Good faith in pre-contractual liability: opportunistic behaviour and hold-up in ex ante contract negotiations
Angelo Castaldo, Gianluigi Galeotti, Elisabetta Conte
Last modified: 2009-11-23
Abstract
During negotiations, parties plan an exchange that will occur in the future, and that consequently produces a high level of uncertainty regarding both contract conditions and the final outcome. During this phase, parties are requested to act in good faith, so good faith could be used as the parameter to understand when a form of pre-contractual liability is necessary, and which is the efficient level of liability. Once analyzed the different models of pre-contractual liability, the aim of our work is to clarify the social function which responds to the civilistic norm that introduces pre-contractual liability, given the induced effect on agents behavior and the consequences that it determines on the efficiency of the exchanges.

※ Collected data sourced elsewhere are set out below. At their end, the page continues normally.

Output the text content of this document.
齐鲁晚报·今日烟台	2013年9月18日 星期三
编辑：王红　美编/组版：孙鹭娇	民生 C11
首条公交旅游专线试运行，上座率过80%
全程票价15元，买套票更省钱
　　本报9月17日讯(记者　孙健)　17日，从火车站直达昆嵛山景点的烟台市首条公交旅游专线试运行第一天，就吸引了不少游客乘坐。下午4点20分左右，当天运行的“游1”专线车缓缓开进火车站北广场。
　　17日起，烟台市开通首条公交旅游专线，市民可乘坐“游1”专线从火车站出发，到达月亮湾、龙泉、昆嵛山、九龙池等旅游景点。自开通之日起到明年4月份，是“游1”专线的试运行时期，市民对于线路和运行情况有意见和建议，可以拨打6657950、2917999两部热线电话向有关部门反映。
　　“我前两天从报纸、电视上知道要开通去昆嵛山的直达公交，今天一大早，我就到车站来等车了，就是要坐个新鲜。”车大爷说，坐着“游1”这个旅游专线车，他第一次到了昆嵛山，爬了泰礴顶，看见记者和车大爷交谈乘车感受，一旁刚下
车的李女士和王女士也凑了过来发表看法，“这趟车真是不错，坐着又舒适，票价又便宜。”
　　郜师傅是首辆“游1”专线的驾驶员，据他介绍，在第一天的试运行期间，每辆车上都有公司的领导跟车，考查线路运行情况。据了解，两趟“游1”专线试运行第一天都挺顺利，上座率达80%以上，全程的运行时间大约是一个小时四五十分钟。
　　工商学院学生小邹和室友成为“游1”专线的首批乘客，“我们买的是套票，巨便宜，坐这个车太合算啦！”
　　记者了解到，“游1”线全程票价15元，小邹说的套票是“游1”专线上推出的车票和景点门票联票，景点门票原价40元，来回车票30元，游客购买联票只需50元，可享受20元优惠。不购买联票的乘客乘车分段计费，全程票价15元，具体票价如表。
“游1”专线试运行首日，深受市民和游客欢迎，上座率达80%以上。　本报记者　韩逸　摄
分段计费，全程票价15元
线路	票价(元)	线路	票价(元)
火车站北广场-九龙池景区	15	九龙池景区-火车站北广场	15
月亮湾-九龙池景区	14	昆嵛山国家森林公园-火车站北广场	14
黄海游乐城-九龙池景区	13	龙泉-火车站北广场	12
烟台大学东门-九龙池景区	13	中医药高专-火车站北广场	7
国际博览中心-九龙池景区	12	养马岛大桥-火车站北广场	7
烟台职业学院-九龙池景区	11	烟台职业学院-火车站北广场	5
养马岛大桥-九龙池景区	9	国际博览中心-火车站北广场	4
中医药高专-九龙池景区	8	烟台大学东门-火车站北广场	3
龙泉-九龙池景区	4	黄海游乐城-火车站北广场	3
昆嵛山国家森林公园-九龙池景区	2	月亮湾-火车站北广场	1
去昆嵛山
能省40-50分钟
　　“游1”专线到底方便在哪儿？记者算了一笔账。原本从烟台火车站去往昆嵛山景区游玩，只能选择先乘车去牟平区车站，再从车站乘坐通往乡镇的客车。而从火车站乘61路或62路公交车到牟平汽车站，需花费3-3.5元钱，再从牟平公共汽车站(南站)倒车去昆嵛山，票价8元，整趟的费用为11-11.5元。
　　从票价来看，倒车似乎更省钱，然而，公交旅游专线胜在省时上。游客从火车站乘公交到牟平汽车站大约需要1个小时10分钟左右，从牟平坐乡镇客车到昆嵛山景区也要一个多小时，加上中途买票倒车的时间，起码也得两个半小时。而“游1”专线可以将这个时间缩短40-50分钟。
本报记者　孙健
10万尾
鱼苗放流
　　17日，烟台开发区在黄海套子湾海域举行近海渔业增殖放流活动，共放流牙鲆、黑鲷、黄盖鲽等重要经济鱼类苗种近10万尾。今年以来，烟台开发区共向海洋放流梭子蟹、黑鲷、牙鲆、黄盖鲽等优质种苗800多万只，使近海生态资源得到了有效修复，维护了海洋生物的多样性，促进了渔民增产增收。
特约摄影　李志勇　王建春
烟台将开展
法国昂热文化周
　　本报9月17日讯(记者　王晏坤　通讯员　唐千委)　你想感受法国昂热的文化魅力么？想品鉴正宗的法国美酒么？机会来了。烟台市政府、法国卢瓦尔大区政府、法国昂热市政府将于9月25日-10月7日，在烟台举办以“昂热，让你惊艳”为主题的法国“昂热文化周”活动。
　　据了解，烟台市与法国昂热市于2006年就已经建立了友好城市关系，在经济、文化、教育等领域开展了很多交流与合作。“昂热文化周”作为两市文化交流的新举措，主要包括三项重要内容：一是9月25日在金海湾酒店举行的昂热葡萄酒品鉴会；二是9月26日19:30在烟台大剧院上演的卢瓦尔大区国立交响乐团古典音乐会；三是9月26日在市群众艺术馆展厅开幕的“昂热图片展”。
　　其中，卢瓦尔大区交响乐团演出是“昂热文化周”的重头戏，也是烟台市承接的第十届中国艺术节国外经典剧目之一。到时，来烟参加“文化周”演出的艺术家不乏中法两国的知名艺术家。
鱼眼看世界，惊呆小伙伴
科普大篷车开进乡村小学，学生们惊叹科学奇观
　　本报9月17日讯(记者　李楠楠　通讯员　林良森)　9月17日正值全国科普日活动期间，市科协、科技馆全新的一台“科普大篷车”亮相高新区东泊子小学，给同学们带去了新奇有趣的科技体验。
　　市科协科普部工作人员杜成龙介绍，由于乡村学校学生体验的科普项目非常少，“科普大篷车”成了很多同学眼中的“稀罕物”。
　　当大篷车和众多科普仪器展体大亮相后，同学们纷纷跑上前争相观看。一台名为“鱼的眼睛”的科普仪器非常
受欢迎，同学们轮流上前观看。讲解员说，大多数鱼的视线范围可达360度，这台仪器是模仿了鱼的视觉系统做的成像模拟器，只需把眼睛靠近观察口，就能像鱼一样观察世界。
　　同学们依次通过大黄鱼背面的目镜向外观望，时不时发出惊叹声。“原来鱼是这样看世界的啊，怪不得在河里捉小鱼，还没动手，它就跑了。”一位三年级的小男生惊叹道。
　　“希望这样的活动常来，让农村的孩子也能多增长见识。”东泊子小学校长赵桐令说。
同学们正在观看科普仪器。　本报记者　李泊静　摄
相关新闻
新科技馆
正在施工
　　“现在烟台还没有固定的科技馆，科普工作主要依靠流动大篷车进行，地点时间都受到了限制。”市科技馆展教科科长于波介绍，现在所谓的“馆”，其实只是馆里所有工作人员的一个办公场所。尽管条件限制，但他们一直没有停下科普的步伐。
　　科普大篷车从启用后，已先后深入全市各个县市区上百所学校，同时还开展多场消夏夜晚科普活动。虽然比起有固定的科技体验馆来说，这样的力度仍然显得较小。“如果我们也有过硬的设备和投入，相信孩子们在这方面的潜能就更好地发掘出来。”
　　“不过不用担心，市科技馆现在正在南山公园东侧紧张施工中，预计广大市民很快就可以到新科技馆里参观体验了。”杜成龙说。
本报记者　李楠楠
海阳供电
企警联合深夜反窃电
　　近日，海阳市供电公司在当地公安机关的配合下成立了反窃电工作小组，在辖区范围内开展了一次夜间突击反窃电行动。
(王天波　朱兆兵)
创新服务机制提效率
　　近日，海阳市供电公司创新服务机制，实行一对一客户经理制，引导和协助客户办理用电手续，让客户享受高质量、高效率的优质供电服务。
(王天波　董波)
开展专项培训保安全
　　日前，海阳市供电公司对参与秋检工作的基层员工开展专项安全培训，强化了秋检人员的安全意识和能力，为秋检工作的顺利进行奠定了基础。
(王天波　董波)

We will focus mainly on two issues: the missed disclosure of information as a breach of the duty to act in good faith and the cases in which the introduction of a duty to disclosure is efficient; the hold-up problem as a violation of the good faith principle and as a opportunistic behavior related to the level of reliance adopted by the party who hasn’t made specific investment. Our aim is to identify and to explain the reasons of the efficiency enhancement due to the introduction of a pre-contractual liability regime in these cases.